Sementara itu, lanjut Rissalwan, masyarakat yang tetap memburu tiket konser umumnya berasal dari desil 5 ke atas, yakni kelas menengah hingga menengah atas.

“Mereka ini, karena rutinitas harian yang melelahkan, tentu ingin mencari hiburan di luar aktivitasnya. Begitu ada tawaran konser, mereka cepat beli, bahkan rela war tiket,” lanjutnya.

Menurut Rissalwan, realitas ini juga pernah terlihat saat momen menjelang Lebaran, ketika masyarakat dari berbagai lapisan tetap mencari hiburan meskipun secara ekonomi sedang menurun.

“Sama seperti saat puasa dan Lebaran. Orang-orang yang susah tetap memaksakan diri untuk mencari hiburan. Selain mudik, mereka juga ke tempat wisata. Itu bentuk upaya escape dari tekanan hidup,” ucapnya.

Ia pun mengkritisi anggapan, semua orang yang membeli tiket konser adalah karena terdorong oleh fenomena FOMO (fear of missing out). 

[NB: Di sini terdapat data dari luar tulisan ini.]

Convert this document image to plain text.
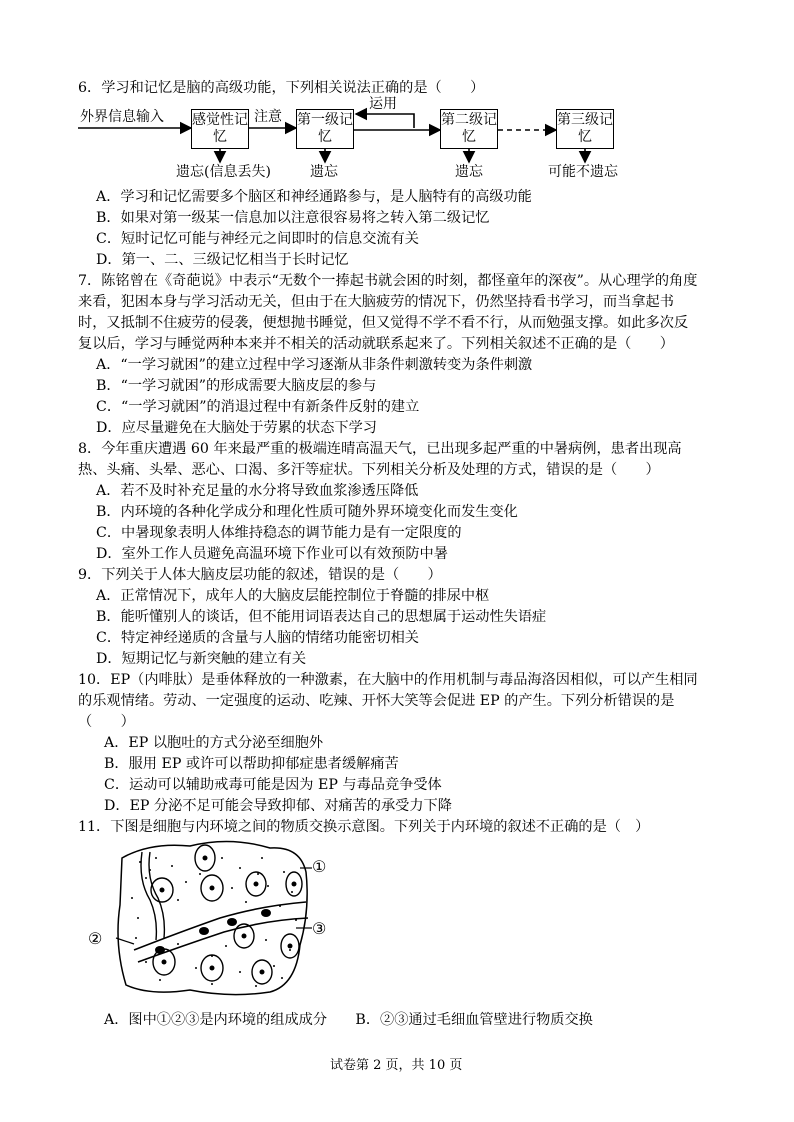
6．学习和记忆是脑的高级功能，下列相关说法正确的是（　　）
外界信息输入 感觉性记忆
注意 第一级记忆
运用
第二级记忆
第三级记忆
遗忘(信息丢失)	遗忘	遗忘	可能不遗忘
A．学习和记忆需要多个脑区和神经通路参与，是人脑特有的高级功能
B．如果对第一级某一信息加以注意很容易将之转入第二级记忆
C．短时记忆可能与神经元之间即时的信息交流有关
D．第一、二、三级记忆相当于长时记忆
7．陈铭曾在《奇葩说》中表示“无数个一捧起书就会困的时刻，都怪童年的深夜”。从心理学的角度
来看，犯困本身与学习活动无关，但由于在大脑疲劳的情况下，仍然坚持看书学习，而当拿起书
时，又抵制不住疲劳的侵袭，便想抛书睡觉，但又觉得不学不看不行，从而勉强支撑。如此多次反
复以后，学习与睡觉两种本来并不相关的活动就联系起来了。下列相关叙述不正确的是（　　）
A．“一学习就困”的建立过程中学习逐渐从非条件刺激转变为条件刺激
B．“一学习就困”的形成需要大脑皮层的参与
C．“一学习就困”的消退过程中有新条件反射的建立
D．应尽量避免在大脑处于劳累的状态下学习
8．今年重庆遭遇 60 年来最严重的极端连晴高温天气，已出现多起严重的中暑病例，患者出现高
热、头痛、头晕、恶心、口渴、多汗等症状。下列相关分析及处理的方式，错误的是（　　）
A．若不及时补充足量的水分将导致血浆渗透压降低
B．内环境的各种化学成分和理化性质可随外界环境变化而发生变化
C．中暑现象表明人体维持稳态的调节能力是有一定限度的
D．室外工作人员避免高温环境下作业可以有效预防中暑
9．下列关于人体大脑皮层功能的叙述，错误的是（　　）
A．正常情况下，成年人的大脑皮层能控制位于脊髓的排尿中枢
B．能听懂别人的谈话，但不能用词语表达自己的思想属于运动性失语症
C．特定神经递质的含量与人脑的情绪功能密切相关
D．短期记忆与新突触的建立有关
10．EP（内啡肽）是垂体释放的一种激素，在大脑中的作用机制与毒品海洛因相似，可以产生相同
的乐观情绪。劳动、一定强度的运动、吃辣、开怀大笑等会促进 EP 的产生。下列分析错误的是
（　　）
A．EP 以胞吐的方式分泌至细胞外
B．服用 EP 或许可以帮助抑郁症患者缓解痛苦
C．运动可以辅助戒毒可能是因为 EP 与毒品竞争受体
D．EP 分泌不足可能会导致抑郁、对痛苦的承受力下降
11．下图是细胞与内环境之间的物质交换示意图。下列关于内环境的叙述不正确的是（　）
①
②
③
A．图中①②③是内环境的组成成分　　B．②③通过毛细血管壁进行物质交换
试卷第 2 页，共 10 页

Menurutnya, hanya kelas menengah ke atas yang punya waktu dan sumber daya untuk terjebak dalam tren semacam itu.

“Kalau soal FOMO, itu cuma berlaku untuk kelompok menengah ke atas. Mereka punya uang, lihat temannya beli tiket, ikut-ikutan. Tapi kelompok bawah? Mereka tidak sempat FOMO. Tapi mereka tetap butuh hiburan,” paparnya.

Rissalwan menegaskan menyamakan kondisi dan perilaku konsumsi antara orang kaya dan orang miskin adalah bentuk ketidakpekaan sosial. 

Orang miskin memang butuh hiburan, namun mereka tidak pantas kalau dianggap FOMO.

“Masa orang miskin yang kerja keras setiap hari enggak boleh butuh hiburan? Mereka juga butuh rehat, butuh menyenangkan diri. Tapi kalau dianggap FOMO, itu kurang elok. Karena mereka sedang berjuang berkali-kali lipat untuk hidup,” ujarnya.

“Yang FOMO ini cuma orang menengah ke atas saja. Jadi fenomena FOMO ini tidak untuk orang-orang yang struggling dalam hidupnya, berjuang keras,” ucapnya.